Ah, the memories of referendums in Quebec. A constant threat/promise/past of such, for Quebec independence, while constantly in the back of our minds, is unlikely in reality for the foreseeable future, thankfully..

But, it isn’t often that the Liberal Party even mentions the word “referendum”, unless it is followed by the words “over my dead body”. It is at least clear that Couillard has no idea what governmental idealogies he actually supports at any given moment.

Back to the topic at hand: voting reform. It does seem to be the talking point of late, at least from the three major parties that are not in power. Couillard and his Libtards are firmly against the idea of offering people a system that results in a more fair and equal vote, mainly because that would be very bad for the Liberals, of course.

Never to miss an opportunity to make himself look even less stable as US Neurosurgeon/Trump Cabinet Member/Village-Idiot Ben Carson, Couillard told reporters on Tuesday

[French link original] [https://www.ledevoir.com/politique/quebec/537514/couillard-pret-a-convoquer-un-referendum-pour-bloquer-la-reforme-du-mode-de-scrutin]
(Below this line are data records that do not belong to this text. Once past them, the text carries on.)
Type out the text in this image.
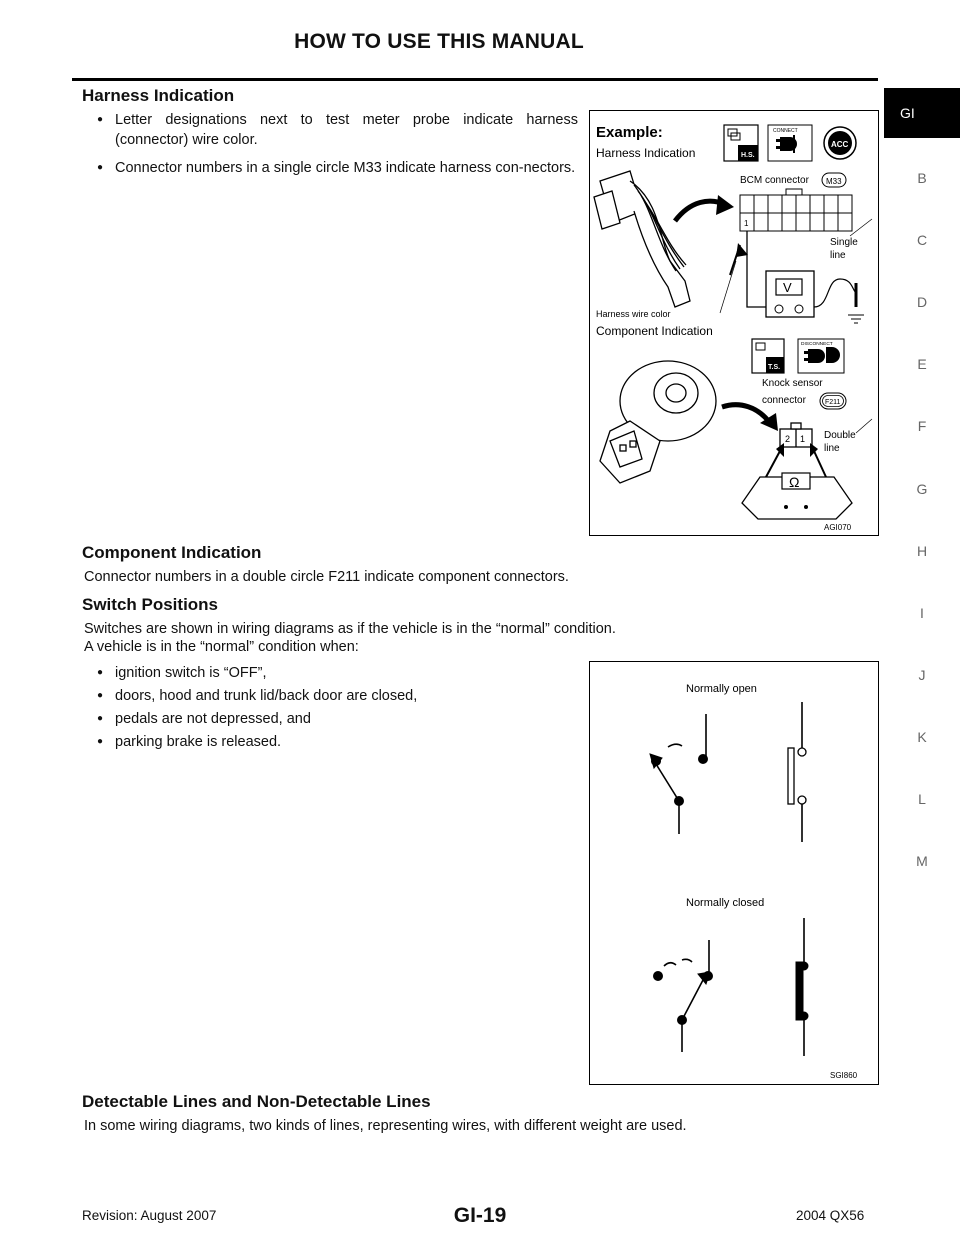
HOW TO USE THIS MANUAL
GI
B
C
D
E
F
G
H
I
J
K
L
M
Harness Indication
● Letter designations next to test meter probe indicate harness (connector) wire color.
● Connector numbers in a single circle M33 indicate harness con-nectors.
Example:
Harness Indication	H.S.
CONNECT
ACC
BCM connector M33
1
Single
line
V
Harness wire color
Component Indication
T.S.
DISCONNECT
Knock sensor
connector	F211
2 1 Double
line
Ω
AGI070
Component Indication
Connector numbers in a double circle F211 indicate component connectors.
Switch Positions
Switches are shown in wiring diagrams as if the vehicle is in the “normal” condition.
A vehicle is in the “normal” condition when:
● ignition switch is “OFF”,
● doors, hood and trunk lid/back door are closed,
● pedals are not depressed, and
● parking brake is released.
Normally open
Normally closed
SGI860
Detectable Lines and Non-Detectable Lines
In some wiring diagrams, two kinds of lines, representing wires, with different weight are used.
Revision: August 2007	GI-19	2004 QX56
that he would oppose an electoral reform proposed by his rivals to create a mixed-member proportional representation system; Couillard rather said that he said such a reform would be best sought by seeking the majority opinion of Quebecers in a referendum.
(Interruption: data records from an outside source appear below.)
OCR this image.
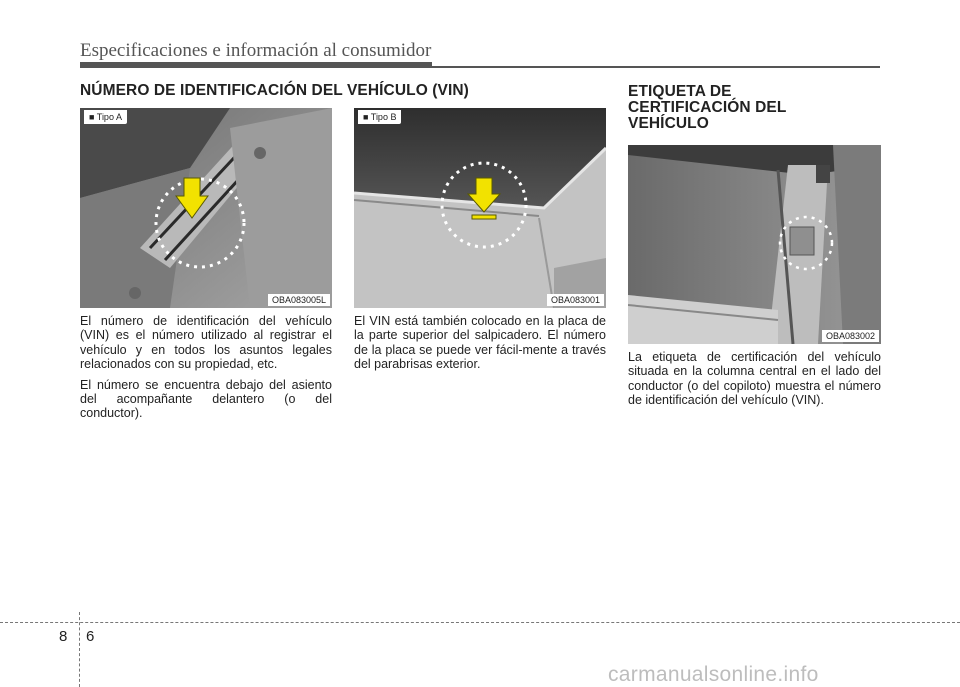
Especificaciones e información al consumidor
NÚMERO DE IDENTIFICACIÓN DEL VEHÍCULO (VIN)	ETIQUETA DE
CERTIFICACIÓN DEL
VEHÍCULO
■ Tipo A
OBA083005L
■ Tipo B
OBA083001
OBA083002

El número de identificación del vehículo (VIN) es el número utilizado al registrar el vehículo y en todos los asuntos legales relacionados con su propiedad, etc.

El número se encuentra debajo del asiento del acompañante delantero (o del conductor).

El VIN está también colocado en la placa de la parte superior del salpicadero. El número de la placa se puede ver fácil-mente a través del parabrisas exterior.

La etiqueta de certificación del vehículo situada en la columna central en el lado del conductor (o del copiloto) muestra el número de identificación del vehículo (VIN).

8 6
carmanualsonline.info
Not smart; For so many reasons, that I don’t even know how to begin. I’m amazed this guy got a license to practice medicine, let along brain surgery.
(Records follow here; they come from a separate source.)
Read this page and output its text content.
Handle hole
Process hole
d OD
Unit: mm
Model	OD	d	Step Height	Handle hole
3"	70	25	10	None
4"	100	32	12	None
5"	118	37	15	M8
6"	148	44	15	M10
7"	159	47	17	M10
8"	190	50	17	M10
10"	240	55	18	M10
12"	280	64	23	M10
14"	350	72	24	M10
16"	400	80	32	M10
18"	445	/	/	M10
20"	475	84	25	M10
Well, probably after every aide on his staff texted him and said WTF IS WRONG WITH U?, two hours later Couillard back tracked on the idea and refused to say he would support a referendum.

Well then.

Re the “proposed system”, under the mixed system voters would still cast a ballot for candidates in their ridings but parties would also field a list of candidates who would be elected per share of the overall vote. Its a little more complicated than currently, but proponents say it’s much fairer and would better represent voters.

Under the current system Couillard’s Liberals technically need the least amount of votes per seat, while smaller parties such as Quebec Solidaire need many more.

The current system also leads to much smaller parties being excluded from the democratic process completely. People often feel a vote for a smaller party be a wasted vote as they have no real road to electoral success, under the new system a small party with say 5% of the vote could gain a few seats and therefore influence, getting their foot in the door of the national assembly.

The first past the post system Quebec has now upholds the status quo and is more likely to create majorities with unstable and non-representational governments. People against reform say that having a proportional system, while better represents people, creates messy governments, with broken representation, that can often lead to political deadlock, in fighting and inaction.

Talk of a referendum, by the premier of the province no less, is quite the news, regardless of the topic.

Couillard seems to have no real plan though, as usual. If the Liberals fail to gain a majority in the coming elections, he’s going to be sat in a national assembly out gunned by people who want a system that’s fairer to them. The Liberals will have to decide soon if it’s a fight they are willing to have, and more importantly how they are going to fight it.